I should go easy on the Padres because they had two standouts in the game:
The Padres’ Eric Lauer threw 11 pitches in the 3rd inning, all for strikes. The Giants panic whenever they have to face a left-handed starter so, yeah, this guy is gonna bug us for years to come.
Robert Stock is a 28-year rookie who came into the 10th inning of a 1-1 game on the road and pitched like a 5-year vet. He faced Joe Panik, Alen Hanson, Austin Slater, and Gorkys Hernandez and set them down with ease. Or, rather, he basically did, save for Eric Hosmer’s misplay of Joe Panik’s chopper over the first base bag.
Panik saw a 97 mph fastball called a strike on the first pitch, then consecutive 98 mph fastballs. It’s the second one that he just made contact on and Hosmer backed up and tried to catch it on the hop, but the ball appeared to have sliced or cut at the last second, hitting off the heel of his glove and allowing Panik to get to 2nd base.
That could’ve been the game for the Giants right there, but Alen Hanson didn’t bunt Panik over — he struck out after Stock got a generous strike call on a sloppy slider that wrapped around the zone and followed it up with a slider just beneath the zone.

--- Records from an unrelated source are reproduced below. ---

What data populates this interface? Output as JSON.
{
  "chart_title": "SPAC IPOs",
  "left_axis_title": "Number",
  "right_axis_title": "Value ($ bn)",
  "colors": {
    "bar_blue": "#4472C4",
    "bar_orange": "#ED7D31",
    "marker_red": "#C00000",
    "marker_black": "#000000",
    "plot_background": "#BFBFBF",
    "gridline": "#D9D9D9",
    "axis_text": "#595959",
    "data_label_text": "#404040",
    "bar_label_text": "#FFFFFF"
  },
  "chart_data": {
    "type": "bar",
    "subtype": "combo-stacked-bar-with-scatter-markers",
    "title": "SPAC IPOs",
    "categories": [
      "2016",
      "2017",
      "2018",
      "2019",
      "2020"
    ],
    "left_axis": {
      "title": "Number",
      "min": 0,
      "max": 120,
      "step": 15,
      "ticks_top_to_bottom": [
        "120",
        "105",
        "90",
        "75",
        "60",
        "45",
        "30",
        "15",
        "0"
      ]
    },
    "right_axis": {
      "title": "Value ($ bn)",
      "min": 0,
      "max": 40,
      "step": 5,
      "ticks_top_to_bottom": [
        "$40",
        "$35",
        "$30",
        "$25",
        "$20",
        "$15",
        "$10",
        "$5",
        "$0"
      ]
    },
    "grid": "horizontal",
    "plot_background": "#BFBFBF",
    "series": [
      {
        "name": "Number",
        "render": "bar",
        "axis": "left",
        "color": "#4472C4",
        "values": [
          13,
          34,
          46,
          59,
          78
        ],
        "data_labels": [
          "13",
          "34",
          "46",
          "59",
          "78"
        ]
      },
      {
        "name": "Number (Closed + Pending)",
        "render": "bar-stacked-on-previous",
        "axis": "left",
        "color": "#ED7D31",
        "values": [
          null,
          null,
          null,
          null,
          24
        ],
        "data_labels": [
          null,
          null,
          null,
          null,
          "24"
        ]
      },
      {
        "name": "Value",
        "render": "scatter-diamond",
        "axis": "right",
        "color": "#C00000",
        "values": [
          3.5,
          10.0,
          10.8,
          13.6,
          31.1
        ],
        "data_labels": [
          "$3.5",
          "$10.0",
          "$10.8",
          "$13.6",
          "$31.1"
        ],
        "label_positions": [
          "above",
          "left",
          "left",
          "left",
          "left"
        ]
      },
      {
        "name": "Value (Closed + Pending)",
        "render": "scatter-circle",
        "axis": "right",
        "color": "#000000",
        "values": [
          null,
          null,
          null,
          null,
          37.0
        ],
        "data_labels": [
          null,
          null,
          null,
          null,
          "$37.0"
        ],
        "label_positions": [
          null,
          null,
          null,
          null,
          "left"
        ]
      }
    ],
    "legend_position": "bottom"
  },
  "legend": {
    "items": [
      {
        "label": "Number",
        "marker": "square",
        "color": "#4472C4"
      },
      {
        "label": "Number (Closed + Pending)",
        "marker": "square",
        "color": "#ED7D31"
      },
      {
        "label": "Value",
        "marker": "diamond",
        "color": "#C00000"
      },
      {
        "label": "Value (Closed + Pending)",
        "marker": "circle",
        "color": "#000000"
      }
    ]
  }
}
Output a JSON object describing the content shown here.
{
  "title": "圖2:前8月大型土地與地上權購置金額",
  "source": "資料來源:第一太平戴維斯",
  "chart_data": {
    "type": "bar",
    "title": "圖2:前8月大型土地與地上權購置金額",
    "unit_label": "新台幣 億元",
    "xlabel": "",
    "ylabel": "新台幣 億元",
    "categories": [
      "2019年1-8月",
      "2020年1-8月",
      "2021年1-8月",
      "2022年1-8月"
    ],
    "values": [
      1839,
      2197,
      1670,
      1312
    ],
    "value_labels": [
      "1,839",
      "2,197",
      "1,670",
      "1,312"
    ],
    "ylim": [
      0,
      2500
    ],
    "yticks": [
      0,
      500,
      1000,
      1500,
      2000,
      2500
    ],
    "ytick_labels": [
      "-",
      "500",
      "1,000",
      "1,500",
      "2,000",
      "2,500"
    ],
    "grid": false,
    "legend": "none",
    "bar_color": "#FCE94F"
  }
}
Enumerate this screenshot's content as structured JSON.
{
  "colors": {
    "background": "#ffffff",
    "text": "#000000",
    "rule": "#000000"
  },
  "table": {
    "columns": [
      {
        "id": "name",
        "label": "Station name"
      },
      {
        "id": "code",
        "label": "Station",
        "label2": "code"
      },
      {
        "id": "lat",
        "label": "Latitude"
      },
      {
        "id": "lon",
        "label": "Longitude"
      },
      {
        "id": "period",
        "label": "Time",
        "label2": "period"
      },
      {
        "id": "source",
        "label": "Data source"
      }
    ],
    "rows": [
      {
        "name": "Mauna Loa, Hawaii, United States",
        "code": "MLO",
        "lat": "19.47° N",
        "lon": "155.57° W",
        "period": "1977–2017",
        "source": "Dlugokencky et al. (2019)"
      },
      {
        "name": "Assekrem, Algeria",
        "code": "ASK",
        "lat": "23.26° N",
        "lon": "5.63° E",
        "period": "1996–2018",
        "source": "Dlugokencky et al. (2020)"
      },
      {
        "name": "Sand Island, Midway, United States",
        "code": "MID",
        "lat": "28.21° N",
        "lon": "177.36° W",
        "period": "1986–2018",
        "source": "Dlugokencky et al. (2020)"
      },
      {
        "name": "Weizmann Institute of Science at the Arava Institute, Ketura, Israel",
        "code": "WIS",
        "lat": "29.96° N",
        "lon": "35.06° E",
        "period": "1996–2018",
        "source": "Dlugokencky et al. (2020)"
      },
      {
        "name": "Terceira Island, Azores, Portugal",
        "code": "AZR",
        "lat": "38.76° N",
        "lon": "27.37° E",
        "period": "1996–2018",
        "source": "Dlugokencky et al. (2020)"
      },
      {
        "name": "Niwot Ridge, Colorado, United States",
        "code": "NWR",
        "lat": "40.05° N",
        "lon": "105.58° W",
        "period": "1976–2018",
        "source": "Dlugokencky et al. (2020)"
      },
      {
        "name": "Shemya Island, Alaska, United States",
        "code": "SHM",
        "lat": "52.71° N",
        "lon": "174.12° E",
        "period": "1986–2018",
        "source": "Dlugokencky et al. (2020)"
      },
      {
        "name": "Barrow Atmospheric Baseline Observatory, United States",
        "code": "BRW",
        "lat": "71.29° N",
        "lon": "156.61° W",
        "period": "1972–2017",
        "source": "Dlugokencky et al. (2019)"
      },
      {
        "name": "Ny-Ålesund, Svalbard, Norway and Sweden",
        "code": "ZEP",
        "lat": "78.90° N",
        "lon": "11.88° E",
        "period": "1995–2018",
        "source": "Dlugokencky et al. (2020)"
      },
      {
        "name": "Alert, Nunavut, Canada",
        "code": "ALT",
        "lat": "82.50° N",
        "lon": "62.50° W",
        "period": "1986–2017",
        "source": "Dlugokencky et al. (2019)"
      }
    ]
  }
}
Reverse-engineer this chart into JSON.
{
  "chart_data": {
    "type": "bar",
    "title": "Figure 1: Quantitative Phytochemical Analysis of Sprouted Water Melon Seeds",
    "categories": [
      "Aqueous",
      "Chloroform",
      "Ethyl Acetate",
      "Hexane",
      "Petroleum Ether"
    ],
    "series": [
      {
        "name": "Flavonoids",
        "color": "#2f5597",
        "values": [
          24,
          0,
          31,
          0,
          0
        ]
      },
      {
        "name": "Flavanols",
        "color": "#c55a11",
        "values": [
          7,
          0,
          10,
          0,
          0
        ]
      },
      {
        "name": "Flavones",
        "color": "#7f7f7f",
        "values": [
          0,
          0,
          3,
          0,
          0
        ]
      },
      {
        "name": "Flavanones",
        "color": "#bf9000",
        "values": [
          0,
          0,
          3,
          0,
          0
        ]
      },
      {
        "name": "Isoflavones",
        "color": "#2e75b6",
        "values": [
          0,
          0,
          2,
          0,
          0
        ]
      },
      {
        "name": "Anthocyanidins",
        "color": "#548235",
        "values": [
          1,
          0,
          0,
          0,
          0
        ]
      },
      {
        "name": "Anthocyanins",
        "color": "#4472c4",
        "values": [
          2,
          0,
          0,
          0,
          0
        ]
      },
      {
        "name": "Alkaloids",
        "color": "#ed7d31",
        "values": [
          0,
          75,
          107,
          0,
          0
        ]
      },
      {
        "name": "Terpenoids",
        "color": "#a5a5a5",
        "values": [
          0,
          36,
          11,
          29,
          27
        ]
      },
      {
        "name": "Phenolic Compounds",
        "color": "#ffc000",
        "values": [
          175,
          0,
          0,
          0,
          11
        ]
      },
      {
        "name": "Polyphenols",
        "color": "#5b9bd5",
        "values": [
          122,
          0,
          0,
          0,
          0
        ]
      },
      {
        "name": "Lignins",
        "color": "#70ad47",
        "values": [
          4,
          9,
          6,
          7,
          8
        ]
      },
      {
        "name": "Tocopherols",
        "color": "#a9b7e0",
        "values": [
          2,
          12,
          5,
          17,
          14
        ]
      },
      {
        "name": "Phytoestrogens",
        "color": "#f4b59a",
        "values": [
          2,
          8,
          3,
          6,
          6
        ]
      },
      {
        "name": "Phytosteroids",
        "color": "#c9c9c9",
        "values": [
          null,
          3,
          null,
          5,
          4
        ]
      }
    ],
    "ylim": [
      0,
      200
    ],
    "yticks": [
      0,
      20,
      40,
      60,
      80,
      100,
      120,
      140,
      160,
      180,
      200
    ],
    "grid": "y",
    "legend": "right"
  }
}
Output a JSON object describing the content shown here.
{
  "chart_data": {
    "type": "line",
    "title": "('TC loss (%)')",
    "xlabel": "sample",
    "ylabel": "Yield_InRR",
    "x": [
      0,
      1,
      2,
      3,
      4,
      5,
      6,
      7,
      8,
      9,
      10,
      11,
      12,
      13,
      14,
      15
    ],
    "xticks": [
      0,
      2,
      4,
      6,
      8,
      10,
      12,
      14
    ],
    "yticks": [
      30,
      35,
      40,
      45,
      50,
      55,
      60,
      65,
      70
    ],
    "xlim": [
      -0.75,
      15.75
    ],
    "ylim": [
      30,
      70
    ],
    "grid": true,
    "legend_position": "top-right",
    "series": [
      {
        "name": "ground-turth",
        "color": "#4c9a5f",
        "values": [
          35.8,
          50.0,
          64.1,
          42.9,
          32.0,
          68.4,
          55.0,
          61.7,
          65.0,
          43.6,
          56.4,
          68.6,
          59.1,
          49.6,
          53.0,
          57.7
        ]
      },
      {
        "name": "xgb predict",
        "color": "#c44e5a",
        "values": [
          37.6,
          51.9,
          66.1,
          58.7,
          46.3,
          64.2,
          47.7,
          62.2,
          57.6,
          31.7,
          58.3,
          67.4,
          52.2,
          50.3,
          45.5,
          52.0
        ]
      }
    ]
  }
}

Stock didn’t look overpowering so much as he looked effective, and with 97-98 mph at his disposal, effective is probably the same as overpowering. One more thing about him: he would sometimes catch and pitch in the same game back in college. So, he’s one of those Swiss Army Knife players and he’s on a team that’s the Swiss Army Knife of annoyance.
Hunter Pence won the game, but Andrew McCutchen started the rally with a double into the left center field alley. In the top of the 6th, McCutchen sprinted towards the foul line in right field to catch a ball with only a 63% catch probability. Catches in this range are rated as 3-star defensive plays by MLB’s Statcast. McCutchen is ranked 31st in MLB and 2nd on the Giants in making 3-star catches, only behind...
GORKYS HERNANDEZ
He keeps popping up because he keeps making positive plays. Maybe this is the special year from a random player every winning team seems to have. Maybe he’s this year’s Conor Gillaspie...
If you didn’t catch it on the broadcast, Statcast had his solo home run in the 6th inning measured at 104.4 mph exit velocity and a 22 degree launch angle, qualifying it for MLB’s “Barrel” status. This gives him 10 barreled balls on the season, more than Brandon Crawford and Nick Hundley and as many as Joe Panik and Mac Williamson combined. Only Belt, McCutchen, Longoria, and Posey have moe.
#SendGorkysToTheAllStarGame
P.S. Rest in peace, Hunter Pence’s new batting stance. Your handle burned out long before your legend ever will.